Sunday, December 03, 2006

The irony of it is, it says the last time I posted on this was over a year ago. The unfortunate part is that I have been blogging under a different login and somehow, I have forgotten my password so I guess all of those are lost forever. It seems like an easy problem to solve, but who knows.
It is Saturday and almost Christmas and I worked on my feet for 8 hours. It is strange how everything changes as you get older. I now work on my Saturdays instead of playing outside all day. When I was little the days seemed to go on forever. Now they pass by as if they never really happened. Saturday nights use to hold such wonder. I never knew what I would be getting myself into. Now, I am lucky to rent a movie. Usually I just throw one in that I own and have seen more times than can count on my fingers and toes. Tonight it is "Series of Unfortuanate Events." Jim Carey is really good in it I think.

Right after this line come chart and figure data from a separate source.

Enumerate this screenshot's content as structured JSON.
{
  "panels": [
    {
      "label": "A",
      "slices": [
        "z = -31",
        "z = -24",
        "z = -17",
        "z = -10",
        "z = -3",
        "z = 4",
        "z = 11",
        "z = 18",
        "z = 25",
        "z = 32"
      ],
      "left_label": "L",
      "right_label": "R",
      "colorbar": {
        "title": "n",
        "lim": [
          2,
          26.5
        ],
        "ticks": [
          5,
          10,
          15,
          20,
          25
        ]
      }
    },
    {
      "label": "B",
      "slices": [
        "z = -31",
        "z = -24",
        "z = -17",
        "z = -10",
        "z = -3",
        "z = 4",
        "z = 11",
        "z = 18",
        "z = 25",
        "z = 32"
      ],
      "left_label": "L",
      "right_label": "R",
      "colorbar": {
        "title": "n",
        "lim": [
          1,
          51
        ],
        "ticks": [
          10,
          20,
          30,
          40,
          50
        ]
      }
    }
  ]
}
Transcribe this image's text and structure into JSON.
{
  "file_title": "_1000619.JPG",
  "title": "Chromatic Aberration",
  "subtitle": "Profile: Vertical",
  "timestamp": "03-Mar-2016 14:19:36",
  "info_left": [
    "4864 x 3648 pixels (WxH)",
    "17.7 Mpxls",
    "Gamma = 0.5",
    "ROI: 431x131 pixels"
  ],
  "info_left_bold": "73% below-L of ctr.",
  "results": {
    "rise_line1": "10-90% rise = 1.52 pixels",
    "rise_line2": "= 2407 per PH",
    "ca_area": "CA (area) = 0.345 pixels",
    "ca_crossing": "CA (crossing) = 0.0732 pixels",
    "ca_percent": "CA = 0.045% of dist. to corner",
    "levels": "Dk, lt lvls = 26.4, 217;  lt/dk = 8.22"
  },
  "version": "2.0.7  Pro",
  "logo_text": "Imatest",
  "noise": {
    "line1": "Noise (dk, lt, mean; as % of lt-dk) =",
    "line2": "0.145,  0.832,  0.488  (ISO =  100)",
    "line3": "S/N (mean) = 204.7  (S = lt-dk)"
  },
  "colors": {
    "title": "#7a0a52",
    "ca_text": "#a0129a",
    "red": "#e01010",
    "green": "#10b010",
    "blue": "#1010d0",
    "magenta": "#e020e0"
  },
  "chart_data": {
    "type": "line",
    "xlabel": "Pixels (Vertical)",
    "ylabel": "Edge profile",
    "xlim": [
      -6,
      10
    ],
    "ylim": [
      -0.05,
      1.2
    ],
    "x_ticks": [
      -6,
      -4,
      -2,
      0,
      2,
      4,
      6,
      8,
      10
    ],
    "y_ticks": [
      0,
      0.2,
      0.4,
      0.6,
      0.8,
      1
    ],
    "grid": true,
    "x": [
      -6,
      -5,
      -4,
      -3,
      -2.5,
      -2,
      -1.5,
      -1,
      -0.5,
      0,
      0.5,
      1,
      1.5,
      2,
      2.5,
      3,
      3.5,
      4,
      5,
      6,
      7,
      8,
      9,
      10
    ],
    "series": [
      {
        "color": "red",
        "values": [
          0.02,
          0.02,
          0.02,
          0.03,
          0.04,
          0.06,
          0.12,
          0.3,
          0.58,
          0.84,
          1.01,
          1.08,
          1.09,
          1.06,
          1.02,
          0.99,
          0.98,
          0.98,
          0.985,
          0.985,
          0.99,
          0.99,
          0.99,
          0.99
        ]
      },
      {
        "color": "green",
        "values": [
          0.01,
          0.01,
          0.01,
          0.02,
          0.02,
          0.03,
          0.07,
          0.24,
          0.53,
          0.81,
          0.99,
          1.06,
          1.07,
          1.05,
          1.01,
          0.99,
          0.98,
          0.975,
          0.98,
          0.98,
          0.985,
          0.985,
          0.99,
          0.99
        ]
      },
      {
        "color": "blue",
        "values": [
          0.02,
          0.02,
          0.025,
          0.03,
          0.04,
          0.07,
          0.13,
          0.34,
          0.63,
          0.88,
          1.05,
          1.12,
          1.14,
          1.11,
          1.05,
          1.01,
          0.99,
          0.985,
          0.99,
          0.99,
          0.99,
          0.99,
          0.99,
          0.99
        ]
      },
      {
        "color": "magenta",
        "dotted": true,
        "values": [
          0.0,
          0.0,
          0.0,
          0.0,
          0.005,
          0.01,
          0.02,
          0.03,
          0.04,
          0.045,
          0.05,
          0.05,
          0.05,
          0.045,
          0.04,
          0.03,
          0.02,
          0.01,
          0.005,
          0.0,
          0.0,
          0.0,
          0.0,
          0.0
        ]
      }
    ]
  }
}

Today I strung some Chrsitmas lights on our porch and it is helping to keep me in the mood. I have been feeling so spirited but all the work I have been doing tends to get me down. I don't like to work, I like to sit in coffee shops and read and write and listen to music. I like to window shop. I like to go to book clubs. I like to have good conversation. I like to clean up my room and wash my sheets. I like to go on walks. I like to browse the computer. What I don't like to do is go to work everyday. The reason I work is to support my life. What happens when my life becomes work? Then everything is backwards. It is all about work.
Today I also saw a picture of a guy I use to really like with his new girl. I didn't expect to have such a reaction because I haven't thought about him in about a year but he did cross my mind today. It was him who I talked to last year when I was working really late at the boutique. I would call him back on my drive home after a 12 hour work day. Today as I was driving home from the boutique, I recalled that and was shocked that it was a year ago. Then tonight I saw his picture. It gave me a strange feelings, like something lost. Mainly because I lost his friendship and it was important to me. It is strange how some people can dismiss others from their life. I have never been good at that. I would probably be much happier in life if I could learn how to do that. Instead, I just hang on and fight.
Just a note, you really shouldn't blog late a night after a long day, you tend to say stuff you would normally never consider saying!